Strengths and limitations

To our knowledge, this systematic review is the first in this specific field. Articles were systematically selected and evaluated by two independent readers, and the quality of articles as an indicator for the reliability of results was taken into account when drawing conclusions regarding associations between climatic factors and infectious diseases. The main limitation of this systematic review was that the literature search was only done in PubMed, no other databases or gray literature was considered. We might also have missed some papers because we did not check the references of narrative reviews and did not search in the Web of Knowledge or other databases. On the other hand, most articles concerning human cases of infectious diseases are likely to be available on PubMed. Russian texts were evaluated by one reader only, but discussed with the two others to come to a consensus regarding the quality of the paper. Another limitation was the restriction to studies with human cases of infectious diseases, leaving out animal cases, which might sometimes be the first evidence or indication of a new emerging infectious disease that later can be spread to humans.

Conclusions

Strong evidence was found in our review for an association between climatic factors and food- and waterborne diseases. Given a well-documented climatic change in the Arctic (1, 2), this emphasizes the need for improved surveillance of these diseases, especially in areas with insufficient infrastructure and therefore a more vulnerable population. More studies are needed to investigate the adverse health impacts of weather and climatic factors in different settings, such as Siberia and other remote communities, but also to confirm a relationship between these factors and vector- and rodent-borne diseases.
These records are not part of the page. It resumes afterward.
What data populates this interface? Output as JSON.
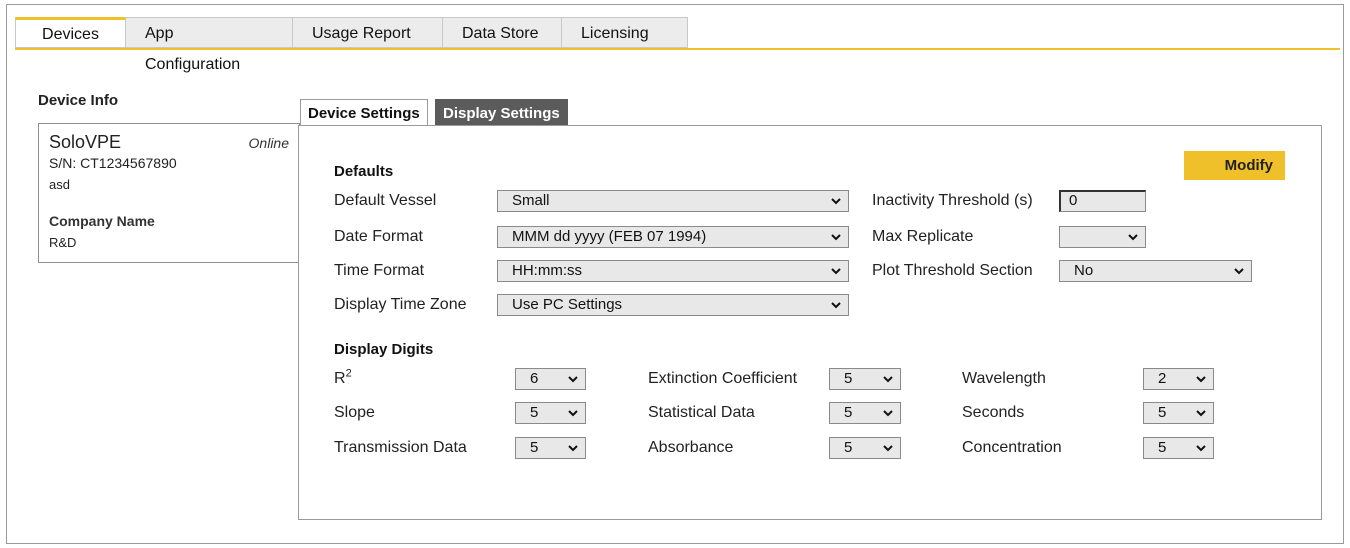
{
  "top_tabs": {
    "devices": "Devices",
    "app_configuration": "App Configuration",
    "usage_report": "Usage Report",
    "data_store": "Data Store",
    "licensing": "Licensing"
  },
  "device_info": {
    "title": "Device Info",
    "name": "SoloVPE",
    "status": "Online",
    "serial": "S/N: CT1234567890",
    "note": "asd",
    "company_label": "Company Name",
    "company_value": "R&D"
  },
  "inner_tabs": {
    "device_settings": "Device Settings",
    "display_settings": "Display Settings"
  },
  "modify_label": "Modify",
  "defaults": {
    "title": "Defaults",
    "default_vessel": {
      "label": "Default Vessel",
      "value": "Small"
    },
    "date_format": {
      "label": "Date Format",
      "value": "MMM dd yyyy (FEB 07 1994)"
    },
    "time_format": {
      "label": "Time Format",
      "value": "HH:mm:ss"
    },
    "display_time_zone": {
      "label": "Display Time Zone",
      "value": "Use PC Settings"
    },
    "inactivity_threshold": {
      "label": "Inactivity Threshold (s)",
      "value": "0"
    },
    "max_replicate": {
      "label": "Max Replicate",
      "value": ""
    },
    "plot_threshold_section": {
      "label": "Plot Threshold Section",
      "value": "No"
    }
  },
  "display_digits": {
    "title": "Display Digits",
    "r2": {
      "label": "R",
      "sup": "2",
      "value": "6"
    },
    "slope": {
      "label": "Slope",
      "value": "5"
    },
    "transmission_data": {
      "label": "Transmission Data",
      "value": "5"
    },
    "extinction_coefficient": {
      "label": "Extinction Coefficient",
      "value": "5"
    },
    "statistical_data": {
      "label": "Statistical Data",
      "value": "5"
    },
    "absorbance": {
      "label": "Absorbance",
      "value": "5"
    },
    "wavelength": {
      "label": "Wavelength",
      "value": "2"
    },
    "seconds": {
      "label": "Seconds",
      "value": "5"
    },
    "concentration": {
      "label": "Concentration",
      "value": "5"
    }
  },
  "colors": {
    "accent": "#f0c02a",
    "active_inner_tab": "#5b5b5b",
    "select_bg": "#e8e8e8"
  },
  "icons": {
    "dropdown": "chevron-down-icon"
  }
}
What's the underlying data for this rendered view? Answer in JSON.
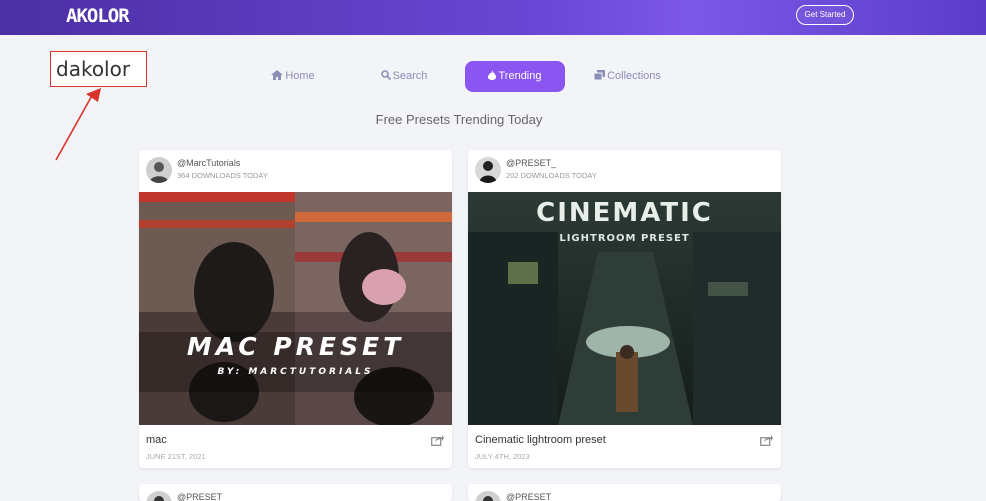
{
  "header": {
    "logo": "AKOLOR",
    "cta": "Get Started"
  },
  "annotation": {
    "label": "dakolor"
  },
  "nav": [
    {
      "label": "Home",
      "icon": "home-icon"
    },
    {
      "label": "Search",
      "icon": "search-icon"
    },
    {
      "label": "Trending",
      "icon": "flame-icon",
      "active": true
    },
    {
      "label": "Collections",
      "icon": "collections-icon"
    }
  ],
  "subtitle": "Free Presets Trending Today",
  "cards": [
    {
      "author": "@MarcTutorials",
      "downloads": "364 DOWNLOADS TODAY",
      "overlay_title": "MAC PRESET",
      "overlay_sub": "BY: MARCTUTORIALS",
      "title": "mac",
      "date": "JUNE 21ST, 2021"
    },
    {
      "author": "@PRESET_",
      "downloads": "202 DOWNLOADS TODAY",
      "overlay_title": "CINEMATIC",
      "overlay_sub": "LIGHTROOM PRESET",
      "title": "Cinematic lightroom preset",
      "date": "JULY 4TH, 2023"
    },
    {
      "author": "@PRESET_"
    },
    {
      "author": "@PRESET_"
    }
  ],
  "colors": {
    "accent": "#8a55f0",
    "header": "#6b47d6",
    "annotation": "#d9342b"
  }
}
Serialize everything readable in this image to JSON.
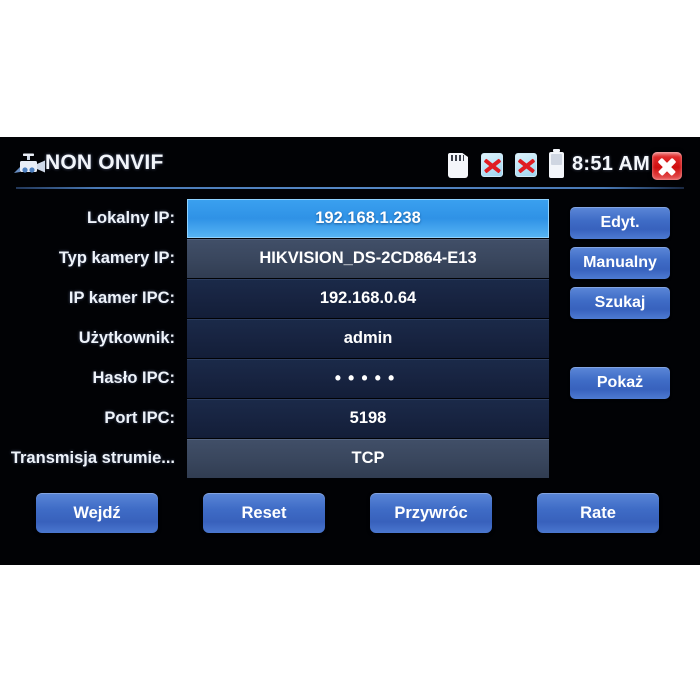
{
  "titlebar": {
    "app_title": "NON ONVIF",
    "camera_icon": "camera-icon",
    "clock": "8:51 AM",
    "status_icons": [
      {
        "name": "sd-card-icon",
        "label": "SD card"
      },
      {
        "name": "network-disconnected-icon-1",
        "label": "Network disconnected"
      },
      {
        "name": "network-disconnected-icon-2",
        "label": "Network disconnected"
      },
      {
        "name": "battery-icon",
        "label": "Battery"
      }
    ],
    "close_icon": "close-icon"
  },
  "form": {
    "rows": [
      {
        "label": "Lokalny IP:",
        "value": "192.168.1.238",
        "tone": "field-selected",
        "name": "local-ip"
      },
      {
        "label": "Typ kamery IP:",
        "value": "HIKVISION_DS-2CD864-E13",
        "tone": "field-mid",
        "name": "ip-camera-type"
      },
      {
        "label": "IP kamer IPC:",
        "value": "192.168.0.64",
        "tone": "field-dark",
        "name": "ipc-camera-ip"
      },
      {
        "label": "Użytkownik:",
        "value": "admin",
        "tone": "field-dark",
        "name": "username"
      },
      {
        "label": "Hasło IPC:",
        "value": "•••••",
        "tone": "field-dark",
        "name": "ipc-password",
        "masked": true
      },
      {
        "label": "Port IPC:",
        "value": "5198",
        "tone": "field-dark",
        "name": "ipc-port"
      },
      {
        "label": "Transmisja strumie...",
        "value": "TCP",
        "tone": "field-mid",
        "name": "stream-transmission"
      }
    ]
  },
  "side_buttons": [
    {
      "label": "Edyt.",
      "name": "edit-button"
    },
    {
      "label": "Manualny",
      "name": "manual-button"
    },
    {
      "label": "Szukaj",
      "name": "search-button"
    },
    {
      "label": "Pokaż",
      "name": "show-button"
    }
  ],
  "bottom_buttons": [
    {
      "label": "Wejdź",
      "name": "enter-button"
    },
    {
      "label": "Reset",
      "name": "reset-button"
    },
    {
      "label": "Przywróc",
      "name": "restore-button"
    },
    {
      "label": "Rate",
      "name": "rate-button"
    }
  ],
  "colors": {
    "panel_background": "#010205",
    "accent_blue": "#3f6cc6",
    "selected_field": "#2f92e6",
    "close_red": "#cf0f0f",
    "page_background": "#ffffff"
  }
}
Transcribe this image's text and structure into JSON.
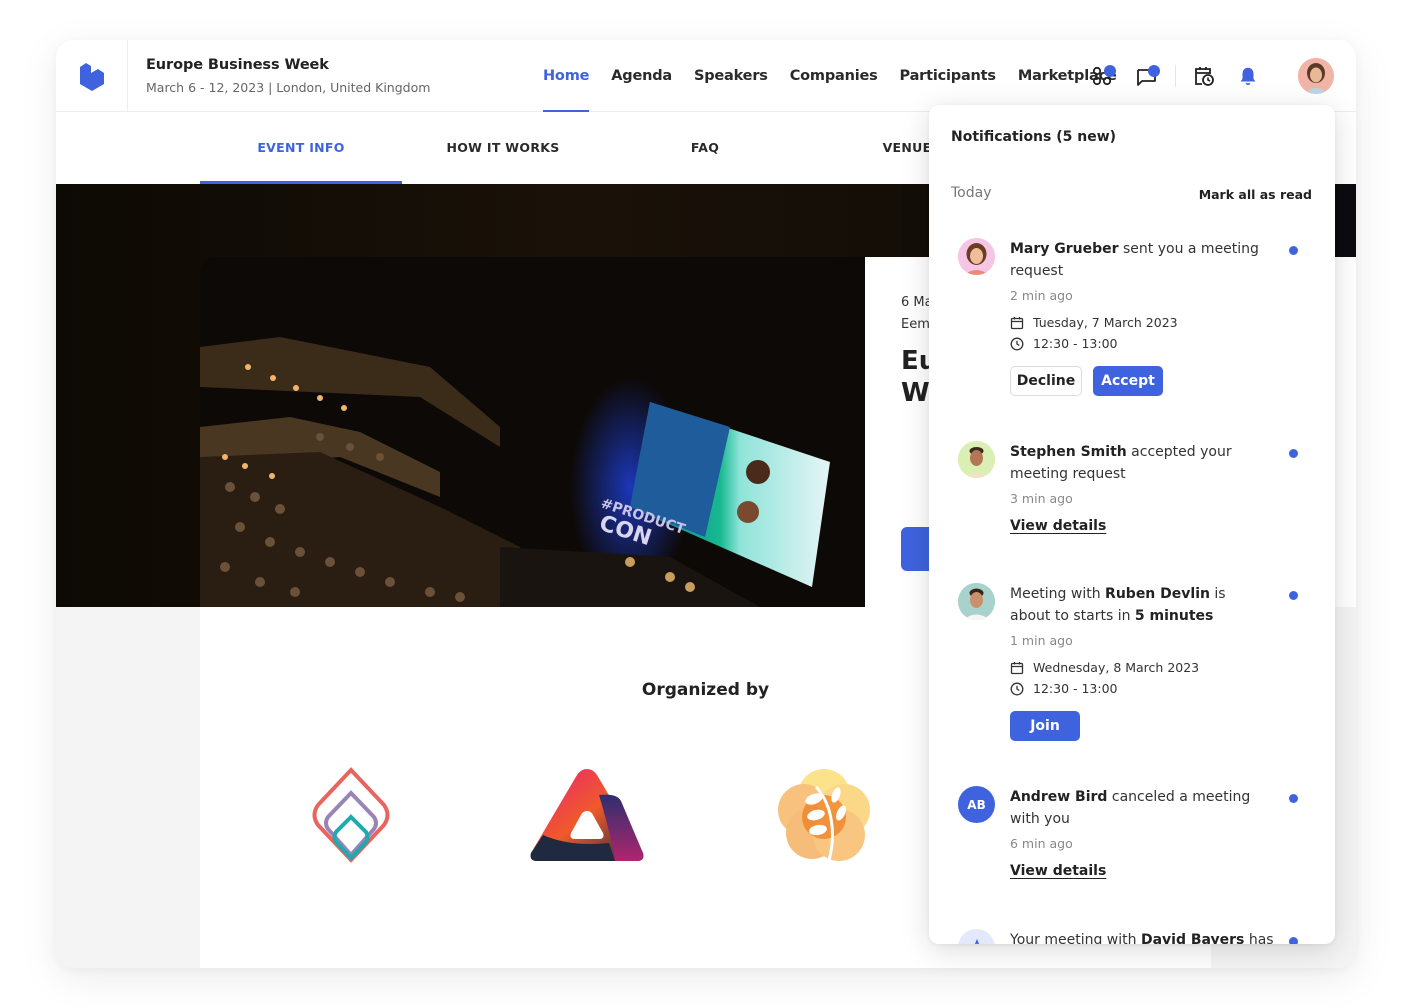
{
  "header": {
    "event_title": "Europe Business Week",
    "event_subtitle": "March 6 - 12, 2023 | London, United Kingdom",
    "brand_color": "#3f63df"
  },
  "main_nav": [
    {
      "label": "Home",
      "active": true
    },
    {
      "label": "Agenda",
      "active": false
    },
    {
      "label": "Speakers",
      "active": false
    },
    {
      "label": "Companies",
      "active": false
    },
    {
      "label": "Participants",
      "active": false
    },
    {
      "label": "Marketplace",
      "active": false
    }
  ],
  "header_icons": [
    "apps-icon",
    "chat-icon",
    "calendar-clock-icon",
    "bell-icon",
    "user-avatar"
  ],
  "sub_tabs": [
    {
      "label": "EVENT INFO",
      "active": true
    },
    {
      "label": "HOW IT WORKS",
      "active": false
    },
    {
      "label": "FAQ",
      "active": false
    },
    {
      "label": "VENUE",
      "active": false
    }
  ],
  "hero": {
    "date_partial": "6 Ma",
    "location_partial": "Eem",
    "title_line1_partial": "Eu",
    "title_line2_partial": "We",
    "screen_text": "#PRODUCT CON"
  },
  "organized": {
    "heading": "Organized by",
    "logos": [
      "layered-diamond-logo",
      "gradient-triangle-logo",
      "orange-tree-logo"
    ]
  },
  "notifications": {
    "title": "Notifications (5 new)",
    "section": "Today",
    "mark_all": "Mark all as read",
    "items": [
      {
        "name": "Mary Grueber",
        "text": " sent you a meeting request",
        "ago": "2 min ago",
        "date": "Tuesday, 7 March 2023",
        "time": "12:30 - 13:00",
        "decline": "Decline",
        "accept": "Accept",
        "unread": true
      },
      {
        "name": "Stephen Smith",
        "text": " accepted your meeting request",
        "ago": "3 min ago",
        "link": "View details",
        "unread": true
      },
      {
        "pre": "Meeting with ",
        "name": "Ruben Devlin",
        "mid": " is about to starts in ",
        "emph": "5 minutes",
        "ago": "1 min ago",
        "date": "Wednesday, 8 March 2023",
        "time": "12:30 - 13:00",
        "join": "Join",
        "unread": true
      },
      {
        "initials": "AB",
        "name": "Andrew Bird",
        "text": " canceled a meeting with you",
        "ago": "6 min ago",
        "link": "View details",
        "unread": true
      },
      {
        "pre": "Your meeting with ",
        "name": "David Bayers",
        "text": " has",
        "unread": true
      }
    ]
  }
}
These studies should also pay attention to confounding and intermediate factors, including environmental characteristics, human behavior and host ecology. Disease and syndromic surveillance implemented at the community level should be part of climate change adaptation measures in the Arctic, as well as monitoring of extreme weather events known to pose a risk for certain infectious diseases.

Acknowledgements

Thanks to Wolfgang Lohr, Umeå Centre for Global Health Research at Umeå University, for creating and editing map 1. This work was undertaken within the Umeå Centre for Global Health Research at Umeå University, with support from FAS, the Swedish Council for Working Life and Social Research (grant no. 2006–1512).

Authors' contributions

Christina Hedlund and Barbara Schumann did the review. Yulia Blomstedt participated in the assessment of the Russian texts. Christina Hedlund wrote the manuscript, with contributions from Yulia Blomstedt and Barbara Schumann.

Conflict of interest and funding

The authors have not received any funding or benefits from industry or elsewhere to conduct this study.